SNI.ID, AMBON – Komisaris Utama PT PLN Energi Gas, Saiful Chaniago, menegaskan Advance Training Latihan Kader (LK) III Tingkat Nasional yang digelar BADKO Himpunan Mahasiswa Islam (HMI) Maluku bukan sekadar agenda kaderisasi organisasi.
Menurutnya, kegiatan tersebut menjadi momentum penting untuk menyiapkan generasi pemimpin yang memiliki kapasitas intelektual, integritas moral, dan komitmen kebangsaan dalam menjawab berbagai tantangan pembangunan, khususnya di Provinsi Maluku.
Pernyataan itu disampaikan Saiful kepada media usai menghadiri pembukaan Advance Training LK III Tingkat Nasional BADKO HMI Maluku di Gedung Islamic Center Ambon, Sabtu (25/7/2026).
Mantan Ketua BADKO HMI Maluku-Maluku Utara itu mengatakan, LK III merupakan jenjang kaderisasi tertinggi di HMI yang menjadi titik penting dalam membentuk karakter kepemimpinan seorang kader.
“Advanced Training adalah proses pembentukan kepemimpinan pada level tertinggi di HMI. Di sinilah kualitas seorang kader benar-benar ditempa agar memiliki integritas, wawasan kebangsaan, serta kemampuan memimpin dengan penuh tanggung jawab,” kata Saiful.
Ia menjelaskan, pada jenjang tersebut peserta tidak hanya dituntut memiliki kemampuan akademik dan intelektual, tetapi juga harus memiliki kematangan berpikir, kepekaan sosial, serta kemampuan melahirkan solusi bagi berbagai persoalan bangsa.
Menurut Saiful, tantangan pembangunan yang dihadapi Indonesia, termasuk Maluku, terus berkembang seiring perubahan zaman. Karena itu, proses kaderisasi harus mampu melahirkan pemimpin yang visioner, berintegritas, dan siap menghadapi perubahan.

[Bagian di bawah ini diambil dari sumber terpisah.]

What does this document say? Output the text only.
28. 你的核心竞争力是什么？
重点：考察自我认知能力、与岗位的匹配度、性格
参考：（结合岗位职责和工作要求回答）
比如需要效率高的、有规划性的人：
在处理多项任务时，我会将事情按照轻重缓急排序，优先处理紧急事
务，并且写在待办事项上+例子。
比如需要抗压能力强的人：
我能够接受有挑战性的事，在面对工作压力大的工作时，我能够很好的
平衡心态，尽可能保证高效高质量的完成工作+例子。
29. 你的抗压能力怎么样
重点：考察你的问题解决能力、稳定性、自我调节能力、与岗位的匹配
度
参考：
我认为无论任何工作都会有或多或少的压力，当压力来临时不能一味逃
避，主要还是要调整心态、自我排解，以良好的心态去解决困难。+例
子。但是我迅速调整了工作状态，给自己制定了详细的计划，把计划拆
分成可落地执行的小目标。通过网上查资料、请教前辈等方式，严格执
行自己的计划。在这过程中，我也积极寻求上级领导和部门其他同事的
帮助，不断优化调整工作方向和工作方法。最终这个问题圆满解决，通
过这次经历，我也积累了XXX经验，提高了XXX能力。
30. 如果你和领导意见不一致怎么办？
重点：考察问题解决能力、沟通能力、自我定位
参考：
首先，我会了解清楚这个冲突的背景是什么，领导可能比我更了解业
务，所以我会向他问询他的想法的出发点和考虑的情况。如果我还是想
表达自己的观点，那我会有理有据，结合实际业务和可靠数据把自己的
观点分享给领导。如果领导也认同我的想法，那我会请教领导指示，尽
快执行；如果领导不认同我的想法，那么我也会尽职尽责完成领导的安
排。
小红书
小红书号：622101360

“Keberhasilan suatu daerah tidak hanya ditentukan oleh kekayaan sumber daya alam, tetapi juga kualitas sumber daya manusia yang memimpin dan menggerakkan pembangunan. Karena itu kaderisasi harus menjadi investasi jangka panjang,” ujarnya.
Saiful juga mengingatkan para peserta agar tidak memandang LK III hanya sebagai tahapan untuk memperoleh kelulusan kaderisasi.
Ia meminta seluruh peserta menjadikan setiap proses pelatihan sebagai ruang belajar untuk membangun pola pikir kepemimpinan yang berorientasi pada kepentingan masyarakat.
“Maluku membutuhkan generasi muda yang memiliki keberanian mengambil tanggung jawab, mampu berkolaborasi, dan siap menjadi bagian dari solusi atas berbagai tantangan pembangunan. Saya berharap LK III ini melahirkan pemimpin-pemimpin yang tidak hanya berhasil secara pribadi, tetapi juga mampu membawa perubahan positif bagi daerah dan Indonesia,” tegasnya.
Saiful optimistis Advance Training LK III BADKO HMI Maluku akan menjadi kawah candradimuka bagi lahirnya kader-kader unggul yang siap mengabdi di berbagai sektor, mulai dari pemerintahan, dunia usaha, akademisi hingga organisasi kemasyarakatan.
Dengan bekal integritas, kapasitas, dan semangat pengabdian, para kader diharapkan mampu menjadi motor penggerak pembangunan yang berpihak pada kepentingan rakyat serta kemajuan bangsa.